The design follows from a few first principles, not from any single feature.

Two lanes, because granularity differs

The split is by the one thing that actually varies: the granularity at which work can be extracted. If a piece of work can be done one object at a time, with no dependence on other objects, it takes the Object Lane. If it can't — because it needs an order, or it folds several objects together — it takes the Job Lane. A directory summary is the standing example: a parent can only be summarized after its children, so the work is inherently job-level, not object-level. The lane is the general home for that class, so future cross-object work (other rollups, dependency-ordered derivations) joins it without a new pipeline. Both lanes end in chunks, so they converge into one embedding tail.

Two queues, to decouple producer from consumer

A queue between stages lets each side run at its own pace: producers pile work up, and when the queue fills they block (backpressure) and wait their turn rather than running the server out of memory. MFS uses two queues for two different jobs, and they're built differently on purpose.

The upstream queue is durable — the ObjectTask table. Its job is to record what state each object is in: done, failed, or not yet processed. That record is the whole point. A second mfs add, a cancel, or a duplicate request is resolved against it; and because it survives a crash, a restart simply resumes. This is what makes the pipeline idempotent and recoverable — re-runs, duplicates, and "index, then cancel" are all settled here, at the durable front of the line.

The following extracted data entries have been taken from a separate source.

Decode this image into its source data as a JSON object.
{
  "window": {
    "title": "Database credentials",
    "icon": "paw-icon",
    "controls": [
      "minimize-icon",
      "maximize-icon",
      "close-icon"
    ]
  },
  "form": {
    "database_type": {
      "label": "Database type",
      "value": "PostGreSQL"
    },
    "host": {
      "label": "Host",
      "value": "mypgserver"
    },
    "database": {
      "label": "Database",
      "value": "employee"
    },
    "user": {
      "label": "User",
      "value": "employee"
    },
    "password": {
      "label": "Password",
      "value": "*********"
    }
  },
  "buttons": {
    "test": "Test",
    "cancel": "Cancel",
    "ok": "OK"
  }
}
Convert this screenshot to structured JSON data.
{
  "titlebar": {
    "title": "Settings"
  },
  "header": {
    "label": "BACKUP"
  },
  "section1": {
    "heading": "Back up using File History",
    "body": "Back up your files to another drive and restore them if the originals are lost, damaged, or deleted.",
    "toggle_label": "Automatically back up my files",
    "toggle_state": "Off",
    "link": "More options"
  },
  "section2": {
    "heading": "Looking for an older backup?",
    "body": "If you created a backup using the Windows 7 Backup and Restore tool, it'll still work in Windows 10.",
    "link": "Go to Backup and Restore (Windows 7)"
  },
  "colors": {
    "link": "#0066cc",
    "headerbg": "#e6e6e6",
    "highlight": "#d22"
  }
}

The downstream queue is in-memory — the ChunkQueue. An embed consumer pulls the already-split chunks from it and embeds them in batches. Putting a queue in front of that consumer is what lets the batch size be tuned freely, and that matters because embedding is the slowest step in the system — the bottleneck — and different embedding services have very different throughput, so it must be the operator's to configure. This queue doesn't need to be durable: splitting an object into chunks is fast and cheap, so if the in-memory queue is lost in a crash, the durable upstream queue just replays those objects and the chunks are remade in moments.

One tail, so every kind shares one path

Because both lanes converge on the same ChunkQueue → embed consumer → index, there is exactly one embedding path and one upsert path. A new chunk kind — a file-level summary, a table rollup — is just another value flowing through it, with no second embed path and no second collection. And since the consumer batches across every task and kind at once, a small task rides along in a large one's batch, keeping that expensive embed call dense.